DAVID IGLESIAS: Over 100 complaints we investigated for almost two years. I didn’t find one prosecutable voter fraud case in the entire state of New Mexico.

GREG PALAST: So the Bush administration fired him.

Not prosecuting innocent people led to your removal?

DAVID IGLESIAS: Yeah. I mean, they wanted some splashy pre-election indictments that would scare these other—these alleged hordes of illegal voters away. They were looking for politicized—for improperly politicized US attorneys to file bogus voter fraud cases.

GREG PALAST: In the last presidential election, officially, three million votes were cast and never counted. This time, it could go a lot higher.

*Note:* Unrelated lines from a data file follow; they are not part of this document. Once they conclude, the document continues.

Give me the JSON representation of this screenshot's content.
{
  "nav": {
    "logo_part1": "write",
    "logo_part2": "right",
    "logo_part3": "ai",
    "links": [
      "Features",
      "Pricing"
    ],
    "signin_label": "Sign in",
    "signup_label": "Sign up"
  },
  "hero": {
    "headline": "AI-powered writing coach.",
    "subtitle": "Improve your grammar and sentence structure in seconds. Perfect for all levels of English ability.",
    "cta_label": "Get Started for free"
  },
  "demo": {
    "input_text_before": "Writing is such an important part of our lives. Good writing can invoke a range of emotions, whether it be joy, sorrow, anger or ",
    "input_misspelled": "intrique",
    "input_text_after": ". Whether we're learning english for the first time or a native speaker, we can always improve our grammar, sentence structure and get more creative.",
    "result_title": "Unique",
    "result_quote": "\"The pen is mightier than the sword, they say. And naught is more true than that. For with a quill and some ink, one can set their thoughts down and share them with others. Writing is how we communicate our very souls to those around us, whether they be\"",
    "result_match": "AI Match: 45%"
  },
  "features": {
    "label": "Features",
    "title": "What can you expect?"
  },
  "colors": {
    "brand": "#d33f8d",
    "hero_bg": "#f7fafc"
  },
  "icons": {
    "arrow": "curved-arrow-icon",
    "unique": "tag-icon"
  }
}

And then, there is the chronic shortage of voting machines. In Ohio last time, voters in prosperous white neighborhoods waited only fifteen minutes to vote, while voters in poor black areas waited in line four hours. It all adds up, and it can change the outcome.

TOVA WANG: If you combine people who are disenfranchised by voter ID, people who are disenfranchised by other things, such as there not being enough voting machines, combined with people who will be shut out because they have been left off the voter registration list, that’s enough to swing the election.

GREG PALAST: If the final count is as close as the polls indicate, the next man in that house won’t be chosen by counting the votes, but by blocking the voters.